Image & Video

Hand trajectory fusion boosts egocentric video grounding by +4.32%

New method uses hand skeletons to understand what you're doing in first-person video.

Deep Dive

Egocentric Natural Language Query (NLQ) grounding requires a model to find the exact moment in a long first-person video that answers a free-form text query. Existing methods rely on fusing video appearance features with the query, but they ignore the rich information in hand motion. This is a significant gap because analysis of the Ego4D dataset shows that roughly 41% of NLQ queries are answered precisely at moments of hand-object manipulation or immediately after. Hand movements contain vital cues about what the user is doing, grasping, or assessing.

The team introduces a hand-trajectory encoder that takes a sequence of hand skeleton positions and outputs highly-semantic kinematic features. These are then aligned and fused with pretrained video-and-text features using a cross-attention strategy with adaptive gating, allowing the model to dynamically weigh hand motion versus appearance. On the Ego4D NLQ v2 validation set, the clearest gains appear for Hand-Object Interaction queries (+2.54 R1@IoU=0.3) and Quantity/State queries (+4.32 R1@IoU=0.3).

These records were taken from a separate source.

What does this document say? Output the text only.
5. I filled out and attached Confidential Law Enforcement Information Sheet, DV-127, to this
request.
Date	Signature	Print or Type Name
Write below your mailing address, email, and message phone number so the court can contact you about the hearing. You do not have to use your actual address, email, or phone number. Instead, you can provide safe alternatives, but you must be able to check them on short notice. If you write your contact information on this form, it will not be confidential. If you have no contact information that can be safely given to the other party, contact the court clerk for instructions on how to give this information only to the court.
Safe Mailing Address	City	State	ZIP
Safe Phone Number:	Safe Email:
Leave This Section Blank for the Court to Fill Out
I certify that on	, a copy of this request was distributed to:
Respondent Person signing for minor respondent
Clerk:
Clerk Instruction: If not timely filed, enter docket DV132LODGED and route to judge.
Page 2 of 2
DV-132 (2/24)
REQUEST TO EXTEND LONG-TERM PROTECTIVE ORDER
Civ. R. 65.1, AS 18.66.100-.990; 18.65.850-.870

The work is accepted as a poster at the EgoVis Workshop in conjunction with CVPR 2026, highlighting a new direction for grounding first-person video.

Key Points
  • Hand trajectory encoder converts hand skeletons into kinematic features for NLQ grounding
  • Gains of +2.54 on Hand-Object Interaction and +4.32 on Quantity/State queries (R1@IoU=0.3)
  • Accepted at CVPR 2026 EgoVis Workshop; 41% of Ego4D queries involve hand-object manipulation

Why It Matters

Enables more precise AI understanding of human actions from first-person video, improving AR/assistive tech.